Why are security lines such a mess? It’s simple math, really. More people are flying—some airports are seeing up to 15 percent more passengers compared to last year. Meanwhile, TSA has been slow to allocate the funds needed to hire more staffers to shuffle everyone through those Rapiscans. New York airports are threatening to hire an outside agency to run its checkpoints.

At Chicago’s Midway, the home of the infamous TSA line video from last week, a tweet very early this morning warned of three-hour waits. O’Hare, Chicago’s larger airport, shared the same sentiments to social media.

So far this morning it appears that the waits might be that bad.

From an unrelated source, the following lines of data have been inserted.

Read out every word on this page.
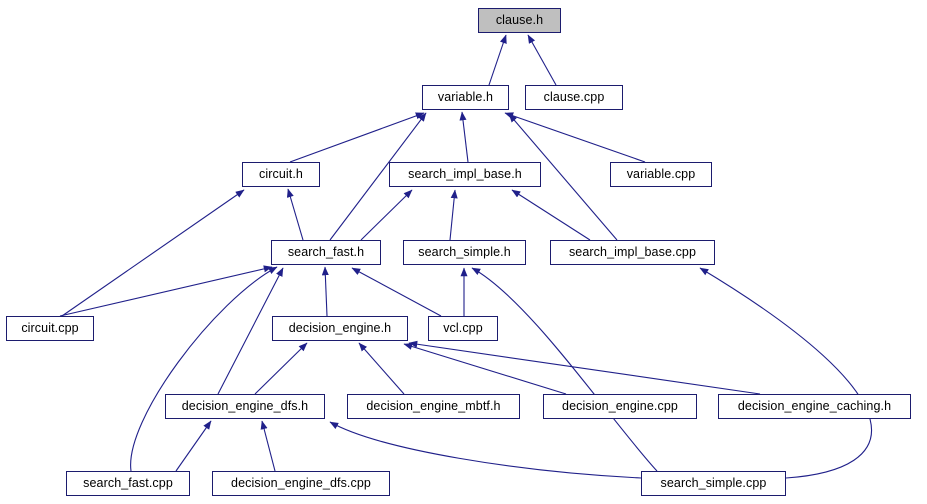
clause.h
variable.h	clause.cpp
circuit.h	search_impl_base.h	variable.cpp
search_fast.h	search_simple.h	search_impl_base.cpp
circuit.cpp	decision_engine.h	vcl.cpp
decision_engine_dfs.h	decision_engine_mbtf.h	decision_engine.cpp	decision_engine_caching.h
search_fast.cpp	decision_engine_dfs.cpp	search_simple.cpp
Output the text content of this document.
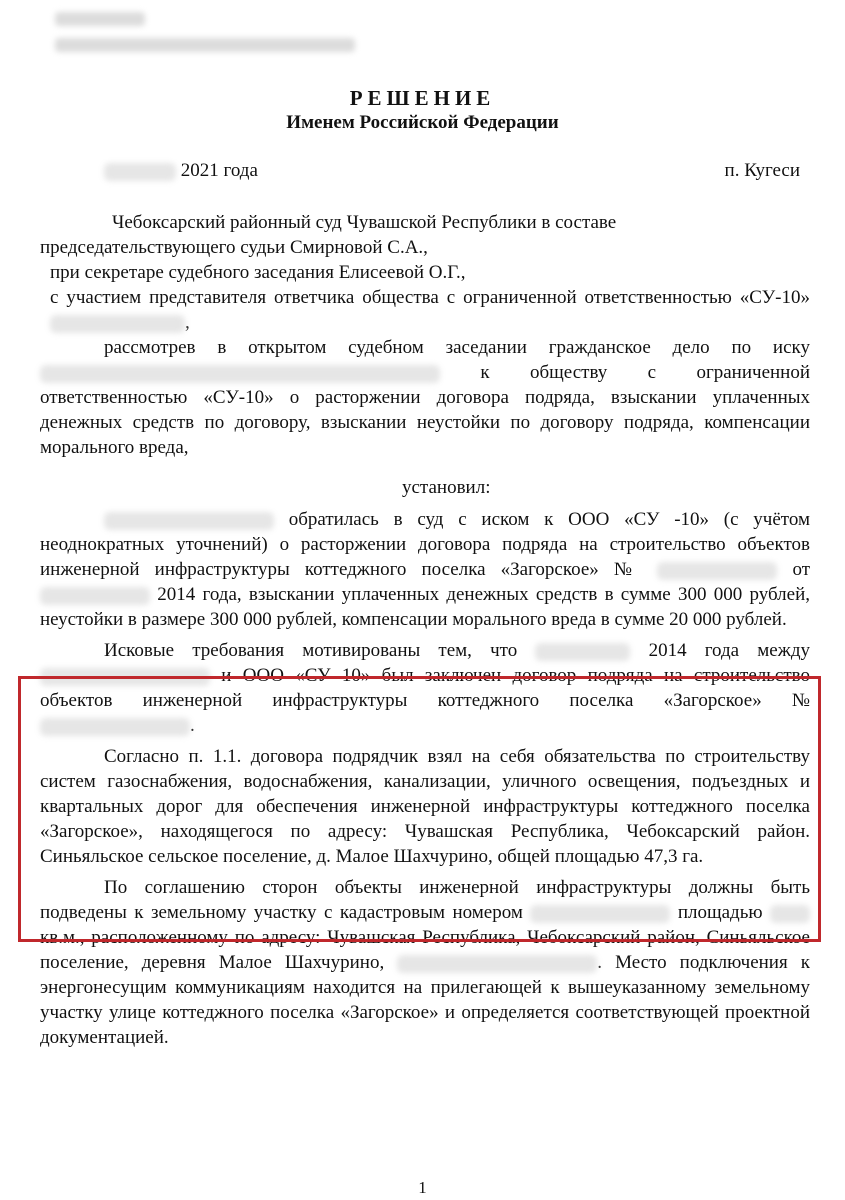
РЕШЕНИЕ
Именем Российской Федерации
2021 года	п. Кугеси

Чебоксарский районный суд Чувашской Республики в составе

председательствующего судьи Смирновой С.А.,

при секретаре судебного заседания Елисеевой О.Г.,

с участием представителя ответчика общества с ограниченной ответственностью «СУ-10» ,

рассмотрев в открытом судебном заседании гражданское дело по иску  к обществу с ограниченной ответственностью «СУ-10» о расторжении договора подряда, взыскании уплаченных денежных средств по договору, взыскании неустойки по договору подряда, компенсации морального вреда,

установил:

обратилась в суд с иском к ООО «СУ -10» (с учётом неоднократных уточнений) о расторжении договора подряда на строительство объектов инженерной инфраструктуры коттеджного поселка «Загорское» №	от  2014 года, взыскании уплаченных денежных средств в сумме 300 000 рублей, неустойки в размере 300 000 рублей, компенсации морального вреда в сумме 20 000 рублей.

Исковые требования мотивированы тем, что	2014 года между  и ООО «СУ 10» был заключен договор подряда на строительство объектов инженерной инфраструктуры коттеджного поселка «Загорское» № .

Согласно п. 1.1. договора подрядчик взял на себя обязательства по строительству систем газоснабжения, водоснабжения, канализации, уличного освещения, подъездных и квартальных дорог для обеспечения инженерной инфраструктуры коттеджного поселка «Загорское», находящегося по адресу: Чувашская Республика, Чебоксарский район. Синьяльское сельское поселение, д. Малое Шахчурино, общей площадью 47,3 га.

По соглашению сторон объекты инженерной инфраструктуры должны быть подведены к земельному участку с кадастровым номером	площадью  кв.м., расположенному по адресу: Чувашская Республика, Чебоксарский район, Синьяльское поселение, деревня Малое Шахчурино,	. Место подключения к энергонесущим коммуникациям находится на прилегающей к вышеуказанному земельному участку улице коттеджного поселка «Загорское» и определяется соответствующей проектной документацией.

1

Passengers at both Midway and O’Hare are posting their line photos to Twitter and Instagram using the hashtag #IHatetheWait, which was started by a trade organization representing most major airlines. At O’Hare, security lines were as long as 2.5 hours on Sunday night, causing hundreds of passengers to miss their flights. American estimated that about 4,000 people had missed their flights at O’Hare since February.

https://twitter.com/embed/status/732519064250290176

It’s gonna be a great summer, guys!

Update, 2:02 p.m. EDT: Airlines are now emailing passengers to warn them about long lines. Here’s one that io9 staff writer Katharine Trendacosta got for a JetBlue flight she’s taking out of JFK tomorrow, with the subject “A note about your upcoming airport experience”:

“Experience,” indeed.

Update, 4:34 p.m. EDT: According to the Associated Press, TSA has sent 58 new officers to O’Hare to help shorten wait times.

Update, 8:05 p.m. EDT: TSA Administrator Peter Neffenger apologized for the breakdown at O’Hare: “We’ve got a team out there right now trying to figure out what the root cause of that were. We are not seeing that kind of problem throughout the system.”